The “losers” are also a mix. Given that Amazon and Apple both made monster moves up last year, it’s not surprising to see them chilling out this year. Still, 5.41% and 3.78% returns for half a year isphenomenal so it’s kind of hilarious to see them on the “losers” list.
The recovery has somewhat felt like it is only taking place in the U.S., but our international holdings posted strong in May and June to put up solid numbers as well. The middle return is considered “international developed” which is comprised mainly of Europe and Japan. The bottom position is “emerging markets” which include China, India, Brazil, etc.
Peak lumber prices are so yesterday. After a record-breaking run-up, the commodity is now down 60% from the highs it made in May (down 42% in June alone). The chart looks something like this…

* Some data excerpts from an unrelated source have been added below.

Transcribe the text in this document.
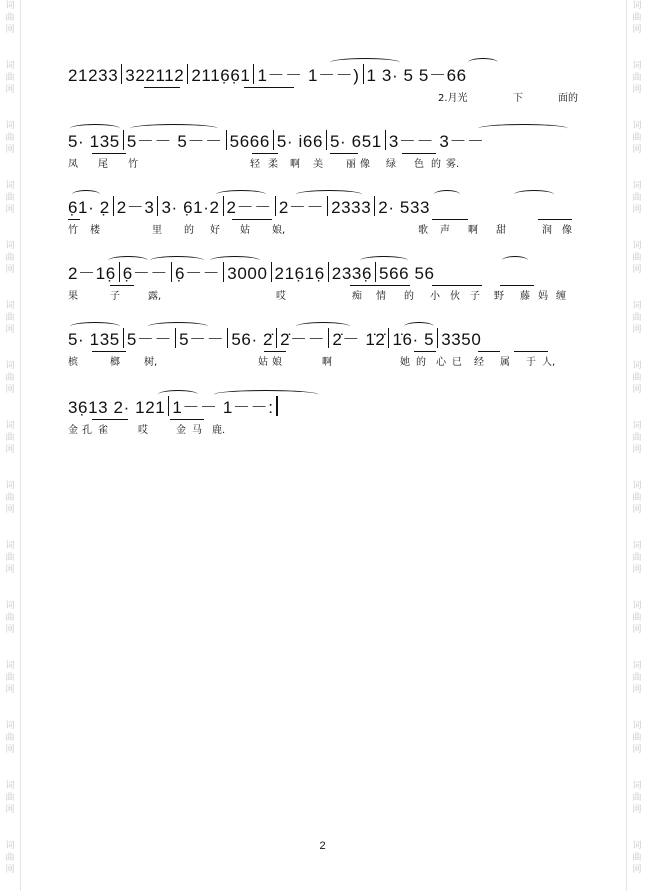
词
曲
网
词
曲
网
词
曲
网
词
曲
网
词
曲
网
词
曲
网
词
曲
网
词
曲
网
词
曲
网
词
曲
网
词
曲
网
词
曲
网
词
曲
网
词
曲
网
词
曲
网
词
曲
网
词
曲
网
词
曲
网
词
曲
网
词
曲
网
词
曲
网
词
曲
网
词
曲
网
词
曲
网
词
曲
网
词
曲
网
词
曲
网
词
曲
网
词
曲
网
词
曲
网
21233 322112 2116̣6̣1 1－－ 1－－) 1 3· 5 5－66
2.月光	下	面的
5· 135 5－－ 5－－ 5666 5· i66 5· 651 3－－ 3－－
凤 尾 竹	轻 柔 啊 美 丽 像 绿 色 的 雾.
6̣1· 2̣ 2－3 3· 6̣1·2 2－－ 2－－ 2333 2· 533
竹 楼	里 的 好 姑 娘,	歌 声 啊 甜	润 像
2－16̣ 6̣－－ 6̣－－ 3000 216̣16̣ 2336̣ 566 56
果	子	露,	哎	痴 情 的 小 伙 子 野 藤 妈 缠
5· 135 5－－ 5－－ 56· 2̇ 2̇－－ 2̇－ 1̇2̇ 1̇6· 5 3350
槟	榔 树,	姑 娘	啊	她 的 心 已 经 属 于 人,
36̣13 2· 121 1－－ 1－－:
金 孔 雀	哎	金 马 鹿.
2
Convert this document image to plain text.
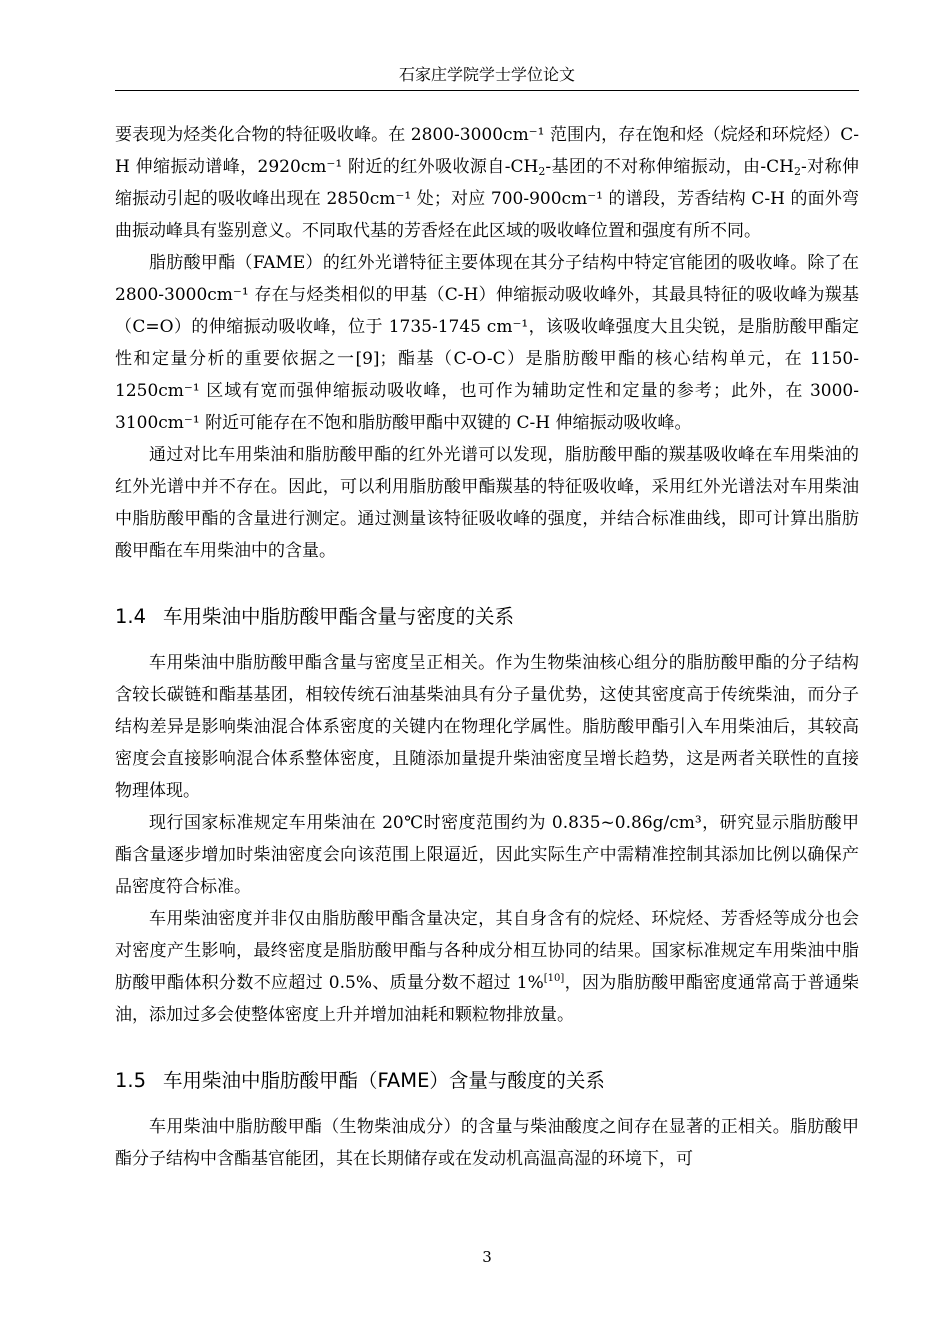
石家庄学院学士学位论文

要表现为烃类化合物的特征吸收峰。在 2800-3000cm⁻¹ 范围内，存在饱和烃（烷烃和环烷烃）C-H 伸缩振动谱峰，2920cm⁻¹ 附近的红外吸收源自$-CH_2-$基团的不对称伸缩振动，由$-CH_2-$对称伸缩振动引起的吸收峰出现在 2850cm⁻¹ 处；对应 700-900cm⁻¹ 的谱段，芳香结构 C-H 的面外弯曲振动峰具有鉴别意义。不同取代基的芳香烃在此区域的吸收峰位置和强度有所不同。

脂肪酸甲酯（FAME）的红外光谱特征主要体现在其分子结构中特定官能团的吸收峰。除了在 2800-3000cm⁻¹ 存在与烃类相似的甲基（C-H）伸缩振动吸收峰外，其最具特征的吸收峰为羰基（C=O）的伸缩振动吸收峰，位于 1735-1745 cm⁻¹，该吸收峰强度大且尖锐，是脂肪酸甲酯定性和定量分析的重要依据之一[9]；酯基（C-O-C）是脂肪酸甲酯的核心结构单元，在 1150-1250cm⁻¹ 区域有宽而强伸缩振动吸收峰，也可作为辅助定性和定量的参考；此外，在 3000-3100cm⁻¹ 附近可能存在不饱和脂肪酸甲酯中双键的 C-H 伸缩振动吸收峰。

通过对比车用柴油和脂肪酸甲酯的红外光谱可以发现，脂肪酸甲酯的羰基吸收峰在车用柴油的红外光谱中并不存在。因此，可以利用脂肪酸甲酯羰基的特征吸收峰，采用红外光谱法对车用柴油中脂肪酸甲酯的含量进行测定。通过测量该特征吸收峰的强度，并结合标准曲线，即可计算出脂肪酸甲酯在车用柴油中的含量。

1.4 车用柴油中脂肪酸甲酯含量与密度的关系

车用柴油中脂肪酸甲酯含量与密度呈正相关。作为生物柴油核心组分的脂肪酸甲酯的分子结构含较长碳链和酯基基团，相较传统石油基柴油具有分子量优势，这使其密度高于传统柴油，而分子结构差异是影响柴油混合体系密度的关键内在物理化学属性。脂肪酸甲酯引入车用柴油后，其较高密度会直接影响混合体系整体密度，且随添加量提升柴油密度呈增长趋势，这是两者关联性的直接物理体现。

现行国家标准规定车用柴油在 20℃时密度范围约为 0.835~0.86g/cm³，研究显示脂肪酸甲酯含量逐步增加时柴油密度会向该范围上限逼近，因此实际生产中需精准控制其添加比例以确保产品密度符合标准。

车用柴油密度并非仅由脂肪酸甲酯含量决定，其自身含有的烷烃、环烷烃、芳香烃等成分也会对密度产生影响，最终密度是脂肪酸甲酯与各种成分相互协同的结果。国家标准规定车用柴油中脂肪酸甲酯体积分数不应超过 0.5%、质量分数不超过 1%[10]，因为脂肪酸甲酯密度通常高于普通柴油，添加过多会使整体密度上升并增加油耗和颗粒物排放量。

1.5 车用柴油中脂肪酸甲酯（FAME）含量与酸度的关系

车用柴油中脂肪酸甲酯（生物柴油成分）的含量与柴油酸度之间存在显著的正相关。脂肪酸甲酯分子结构中含酯基官能团，其在长期储存或在发动机高温高湿的环境下，可

3
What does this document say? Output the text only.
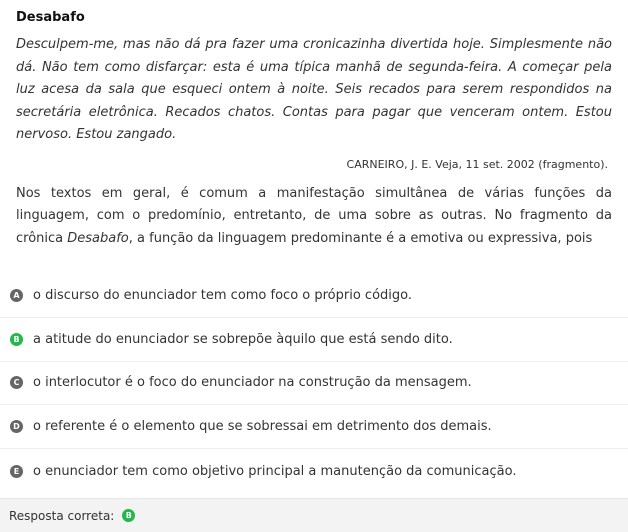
Desabafo

Desculpem-me, mas não dá pra fazer uma cronicazinha divertida hoje. Simplesmente não dá. Não tem como disfarçar: esta é uma típica manhã de segunda-feira. A começar pela luz acesa da sala que esqueci ontem à noite. Seis recados para serem respondidos na secretária eletrônica. Recados chatos. Contas para pagar que venceram ontem. Estou nervoso. Estou zangado.

CARNEIRO, J. E. Veja, 11 set. 2002 (fragmento).

Nos textos em geral, é comum a manifestação simultânea de várias funções da linguagem, com o predomínio, entretanto, de uma sobre as outras. No fragmento da crônica Desabafo, a função da linguagem predominante é a emotiva ou expressiva, pois

A o discurso do enunciador tem como foco o próprio código.
B a atitude do enunciador se sobrepõe àquilo que está sendo dito.
C o interlocutor é o foco do enunciador na construção da mensagem.
D o referente é o elemento que se sobressai em detrimento dos demais.
E o enunciador tem como objetivo principal a manutenção da comunicação.
Resposta correta:	B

In addition to making for a fun story, the precipitous drop does provide some evidence that the overall inflation concern is, in fact, “transitory”. Well played, Federal Reserve.
The GameStonk Epilogue
The GameStop Reddit Trade (Meme Stock Rebellion?) has continued to be a story throughout the year (if you need a refresher, here). At the epicenter of the mess was the ironically named trading app and broker du jour, Robinhood. After months of investigation, the Financial Industry Regulatory Agency (FINRA) has weighed in, and let’s just say they weren’t impressed. On Thursday, FINRA bombed Sherwood Forest by levying the biggest fine they ever have. Robinhood is ordered to pay $70M in fines and restitution. Is justice served to those who were locked out of selling at the peak? Probably not. It’s a drop in the bucket for the Prince of Thieves. But lessons have certainly been learned. Hedge funds that make a living shorting stocks are treading carefully to avoid the ire of the keyboard warriors. The Reddit crew continues to organize and attack companies that are getting picked on by short-sellers so another similar situation is always on the horizon.
One’s Trash Is Another One’s Lower-Yielding-Higher-Risk Treasure
U.S. high-yield bonds, also known as junk bonds, are basically at all-time lows. Also, the rate difference between quality and junk is close to the bottom (this is known as the spread). Overall, this signals a reduction of risk in the system – as in, investors see very little chance of default on interest payments. This picture adds to the narrative that the setup up for the second half of the year looks promising. That said, just back up on the timeline and you can see things can change dramatically and fast.